Critical XSS Vulnerability Found in WordPress Bookly Plugin

High-Severity XSS Vulnerability Discovered in WordPress Bookly Plugin

Estimated Reading Time: 4 minutes

Key Takeaways

• High-severity vulnerability: CVE-2026-5513 affects Bookly versions up to 27.2.
• Unauthenticated exploitation: Attackers can execute stored XSS attacks without needing credentials.
• Immediate risk mitigation: Disable the “Remember personal information in cookies” setting.
• Urgent updates: Update to the latest version once available to secure your site.
• Widespread impact: This vulnerability puts a range of businesses at risk, particularly in sectors reliant on appointment systems.

Context / Background

CVE-2026-5513 is categorized as a high-severity vulnerability that may lead to severe consequences for affected WordPress sites. Specifically, it exploits insufficient input sanitization and output escaping of data derived from the bookly-customer-full-name cookie.

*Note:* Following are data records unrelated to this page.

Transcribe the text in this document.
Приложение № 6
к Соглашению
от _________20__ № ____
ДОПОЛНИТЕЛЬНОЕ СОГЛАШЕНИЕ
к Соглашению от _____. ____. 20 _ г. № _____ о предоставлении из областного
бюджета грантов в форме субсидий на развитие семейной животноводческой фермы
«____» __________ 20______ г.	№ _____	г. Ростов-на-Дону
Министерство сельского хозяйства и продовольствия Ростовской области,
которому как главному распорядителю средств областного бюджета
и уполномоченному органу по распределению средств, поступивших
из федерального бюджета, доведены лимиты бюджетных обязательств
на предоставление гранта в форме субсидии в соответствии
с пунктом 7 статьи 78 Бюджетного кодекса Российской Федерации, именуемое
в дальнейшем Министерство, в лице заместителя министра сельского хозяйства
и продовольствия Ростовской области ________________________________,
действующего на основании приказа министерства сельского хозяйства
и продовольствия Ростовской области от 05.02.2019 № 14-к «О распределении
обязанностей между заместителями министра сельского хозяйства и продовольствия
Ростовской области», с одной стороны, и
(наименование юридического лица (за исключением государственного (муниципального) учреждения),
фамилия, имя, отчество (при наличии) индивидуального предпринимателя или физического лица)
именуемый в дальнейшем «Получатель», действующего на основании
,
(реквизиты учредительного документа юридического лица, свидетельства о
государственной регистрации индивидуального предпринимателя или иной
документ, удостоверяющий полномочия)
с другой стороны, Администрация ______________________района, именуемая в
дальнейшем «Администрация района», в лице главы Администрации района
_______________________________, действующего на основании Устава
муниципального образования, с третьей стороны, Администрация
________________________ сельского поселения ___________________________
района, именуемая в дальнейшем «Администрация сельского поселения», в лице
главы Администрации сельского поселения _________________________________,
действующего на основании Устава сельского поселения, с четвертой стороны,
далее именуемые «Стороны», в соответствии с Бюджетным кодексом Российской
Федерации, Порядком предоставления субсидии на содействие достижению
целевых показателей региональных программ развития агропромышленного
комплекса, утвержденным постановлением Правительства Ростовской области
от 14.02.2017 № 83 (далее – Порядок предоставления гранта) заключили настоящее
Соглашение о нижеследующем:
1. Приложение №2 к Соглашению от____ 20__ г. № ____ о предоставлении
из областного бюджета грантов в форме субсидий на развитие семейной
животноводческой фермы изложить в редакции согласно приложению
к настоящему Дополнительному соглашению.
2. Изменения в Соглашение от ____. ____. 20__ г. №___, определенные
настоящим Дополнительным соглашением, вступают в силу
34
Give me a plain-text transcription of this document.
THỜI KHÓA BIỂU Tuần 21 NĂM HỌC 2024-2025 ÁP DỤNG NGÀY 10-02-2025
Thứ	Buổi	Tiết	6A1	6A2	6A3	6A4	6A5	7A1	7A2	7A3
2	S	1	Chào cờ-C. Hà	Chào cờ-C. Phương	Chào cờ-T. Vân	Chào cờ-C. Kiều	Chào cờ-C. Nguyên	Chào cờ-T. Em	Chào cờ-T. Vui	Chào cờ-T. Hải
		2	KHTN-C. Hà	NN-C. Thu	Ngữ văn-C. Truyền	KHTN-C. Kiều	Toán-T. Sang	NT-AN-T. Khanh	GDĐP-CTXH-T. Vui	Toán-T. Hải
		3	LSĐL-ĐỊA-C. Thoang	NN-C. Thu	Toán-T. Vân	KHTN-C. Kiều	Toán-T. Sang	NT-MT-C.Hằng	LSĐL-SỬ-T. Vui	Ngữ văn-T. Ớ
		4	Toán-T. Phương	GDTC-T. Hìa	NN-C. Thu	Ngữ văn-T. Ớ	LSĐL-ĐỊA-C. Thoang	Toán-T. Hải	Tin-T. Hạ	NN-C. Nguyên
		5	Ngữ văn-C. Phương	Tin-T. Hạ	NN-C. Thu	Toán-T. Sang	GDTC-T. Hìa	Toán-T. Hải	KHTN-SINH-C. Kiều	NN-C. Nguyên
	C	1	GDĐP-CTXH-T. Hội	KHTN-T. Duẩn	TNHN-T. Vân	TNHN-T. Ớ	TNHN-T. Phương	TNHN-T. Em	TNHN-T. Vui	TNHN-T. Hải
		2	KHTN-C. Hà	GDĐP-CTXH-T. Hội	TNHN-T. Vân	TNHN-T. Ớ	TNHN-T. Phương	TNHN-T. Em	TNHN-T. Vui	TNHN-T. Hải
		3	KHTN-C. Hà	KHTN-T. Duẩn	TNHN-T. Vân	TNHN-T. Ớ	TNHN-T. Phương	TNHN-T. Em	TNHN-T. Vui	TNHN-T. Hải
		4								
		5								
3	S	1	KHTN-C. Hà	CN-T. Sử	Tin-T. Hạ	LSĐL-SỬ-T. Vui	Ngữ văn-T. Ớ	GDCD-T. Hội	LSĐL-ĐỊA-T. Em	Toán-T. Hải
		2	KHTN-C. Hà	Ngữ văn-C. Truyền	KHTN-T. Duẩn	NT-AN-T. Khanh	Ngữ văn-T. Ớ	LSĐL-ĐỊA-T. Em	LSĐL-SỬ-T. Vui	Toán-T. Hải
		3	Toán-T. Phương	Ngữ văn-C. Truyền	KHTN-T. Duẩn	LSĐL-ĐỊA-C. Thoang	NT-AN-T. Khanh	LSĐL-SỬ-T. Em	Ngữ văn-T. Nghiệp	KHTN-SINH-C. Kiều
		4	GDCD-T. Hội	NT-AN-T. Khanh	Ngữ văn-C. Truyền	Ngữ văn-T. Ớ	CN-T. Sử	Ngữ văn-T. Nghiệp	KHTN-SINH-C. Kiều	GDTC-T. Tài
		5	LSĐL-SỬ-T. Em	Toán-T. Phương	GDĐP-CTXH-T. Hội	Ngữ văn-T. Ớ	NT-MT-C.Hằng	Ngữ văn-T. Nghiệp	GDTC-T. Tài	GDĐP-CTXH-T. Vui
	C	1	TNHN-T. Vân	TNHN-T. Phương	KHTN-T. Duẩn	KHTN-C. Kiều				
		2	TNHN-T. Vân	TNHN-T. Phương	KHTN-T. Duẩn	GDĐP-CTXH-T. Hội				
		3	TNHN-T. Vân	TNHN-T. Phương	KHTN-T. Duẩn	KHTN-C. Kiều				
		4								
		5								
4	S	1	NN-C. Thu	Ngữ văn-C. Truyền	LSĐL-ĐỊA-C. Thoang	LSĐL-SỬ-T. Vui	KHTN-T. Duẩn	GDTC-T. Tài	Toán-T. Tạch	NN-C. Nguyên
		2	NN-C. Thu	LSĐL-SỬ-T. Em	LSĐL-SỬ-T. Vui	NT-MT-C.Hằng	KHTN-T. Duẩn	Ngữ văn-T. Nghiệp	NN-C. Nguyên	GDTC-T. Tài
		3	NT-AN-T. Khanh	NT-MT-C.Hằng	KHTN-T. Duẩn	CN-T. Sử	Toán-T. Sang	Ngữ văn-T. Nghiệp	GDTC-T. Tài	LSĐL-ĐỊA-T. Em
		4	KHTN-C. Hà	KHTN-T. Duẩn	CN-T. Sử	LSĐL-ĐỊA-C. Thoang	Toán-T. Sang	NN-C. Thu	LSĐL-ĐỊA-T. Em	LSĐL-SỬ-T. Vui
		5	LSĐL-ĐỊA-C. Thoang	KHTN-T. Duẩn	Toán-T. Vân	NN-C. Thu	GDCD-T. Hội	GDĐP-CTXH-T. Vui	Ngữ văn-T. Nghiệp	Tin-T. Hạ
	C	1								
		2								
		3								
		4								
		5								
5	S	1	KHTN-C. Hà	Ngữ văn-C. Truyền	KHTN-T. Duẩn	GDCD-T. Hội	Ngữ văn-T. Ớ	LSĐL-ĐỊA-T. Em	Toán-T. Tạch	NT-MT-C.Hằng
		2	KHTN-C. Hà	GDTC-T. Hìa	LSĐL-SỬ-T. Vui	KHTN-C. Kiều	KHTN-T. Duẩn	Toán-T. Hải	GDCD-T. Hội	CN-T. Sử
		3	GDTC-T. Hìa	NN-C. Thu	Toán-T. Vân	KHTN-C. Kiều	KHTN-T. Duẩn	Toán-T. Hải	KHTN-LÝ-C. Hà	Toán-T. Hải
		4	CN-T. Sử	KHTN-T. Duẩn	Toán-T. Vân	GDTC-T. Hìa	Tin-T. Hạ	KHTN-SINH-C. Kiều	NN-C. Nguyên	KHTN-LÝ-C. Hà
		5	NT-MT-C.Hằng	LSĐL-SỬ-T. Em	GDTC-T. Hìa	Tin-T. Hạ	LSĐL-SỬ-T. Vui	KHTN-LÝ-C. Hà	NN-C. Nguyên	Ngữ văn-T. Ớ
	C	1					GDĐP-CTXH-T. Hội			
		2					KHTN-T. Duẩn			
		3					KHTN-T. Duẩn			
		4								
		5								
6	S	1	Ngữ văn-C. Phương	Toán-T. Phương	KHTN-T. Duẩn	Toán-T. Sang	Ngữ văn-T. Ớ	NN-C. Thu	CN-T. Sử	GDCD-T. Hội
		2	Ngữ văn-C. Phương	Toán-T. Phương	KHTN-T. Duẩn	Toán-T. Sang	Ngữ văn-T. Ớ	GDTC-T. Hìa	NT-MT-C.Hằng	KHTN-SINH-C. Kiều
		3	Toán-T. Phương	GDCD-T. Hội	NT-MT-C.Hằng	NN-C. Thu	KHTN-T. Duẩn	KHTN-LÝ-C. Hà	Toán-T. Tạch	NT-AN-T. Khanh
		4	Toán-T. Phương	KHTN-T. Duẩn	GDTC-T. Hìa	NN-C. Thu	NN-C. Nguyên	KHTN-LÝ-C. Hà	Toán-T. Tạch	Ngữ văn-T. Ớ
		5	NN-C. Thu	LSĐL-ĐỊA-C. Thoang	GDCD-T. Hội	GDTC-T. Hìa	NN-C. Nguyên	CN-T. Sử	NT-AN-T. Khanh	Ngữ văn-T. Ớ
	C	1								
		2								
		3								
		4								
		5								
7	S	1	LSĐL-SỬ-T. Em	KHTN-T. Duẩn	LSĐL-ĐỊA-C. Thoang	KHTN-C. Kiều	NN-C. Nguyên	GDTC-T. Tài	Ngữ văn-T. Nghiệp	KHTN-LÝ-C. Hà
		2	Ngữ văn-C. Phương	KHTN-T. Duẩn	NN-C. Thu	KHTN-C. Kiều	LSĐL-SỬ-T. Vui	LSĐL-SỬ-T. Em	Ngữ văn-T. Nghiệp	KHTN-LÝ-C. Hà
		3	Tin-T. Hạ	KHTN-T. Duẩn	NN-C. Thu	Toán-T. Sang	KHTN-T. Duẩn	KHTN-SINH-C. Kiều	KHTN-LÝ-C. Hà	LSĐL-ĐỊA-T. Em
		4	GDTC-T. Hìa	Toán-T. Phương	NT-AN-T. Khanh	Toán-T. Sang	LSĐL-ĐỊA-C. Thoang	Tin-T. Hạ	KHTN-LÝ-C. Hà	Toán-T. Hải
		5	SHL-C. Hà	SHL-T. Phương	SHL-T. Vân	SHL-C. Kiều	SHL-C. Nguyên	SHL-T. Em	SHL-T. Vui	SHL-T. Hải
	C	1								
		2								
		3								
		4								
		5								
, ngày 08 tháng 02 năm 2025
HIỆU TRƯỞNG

Attackers can inject persistent malicious JavaScript, which is executed in the browsers of users visiting the compromised pages.

Key Details

The vulnerability is notable for several reasons:

• Affected Product: The vulnerability resides in the Bookly WordPress plugin versions up to 27.2.
• Vulnerability Type: Classified as an unauthenticated stored XSS flaw (CWE-79).
• Attack Vector: Occurs when the Bookly plugin’s configuration “Remember personal information in cookies” is enabled.
• Conditions for Exploitation: The affected site must be running a vulnerable version of Bookly with the aforementioned setting enabled.

Impact

The implications of CVE-2026-5513 are significant, particularly considering the nature of the data handled through Bookly:

• Risk to Businesses: Exposure of customer data can severely impact operations and user trust.
• Unauthenticated Exploitation: Allows attackers to operate without needing credentials.
• Administrative Access: Attackers could hijack accounts and compromise site functionality if accessed by admin users.

What’s Next

Site administrators using the Bookly plugin are advised to take immediate action:

1. Update Bookly: Users should update to the latest patched version of the plugin as soon as it becomes available.
2. Review Settings: Temporarily disable the “Remember personal information in cookies” setting.
3. Monitor Site Activity: Stay vigilant for unauthorized access or changes within WordPress environments.

FAQ Section

What is CVE-2026-5513?

CVE-2026-5513 is a high-severity XSS vulnerability affecting the Bookly WordPress plugin, allowing unauthenticated attackers to execute malicious scripts.

How can I protect my site from this vulnerability?

Update to the latest version of the Bookly plugin and disable the “Remember personal information in cookies” feature to mitigate risk.

What types of attacks can occur due to this vulnerability?

Attackers can hijack accounts, steal sensitive data, and compromise site functionality.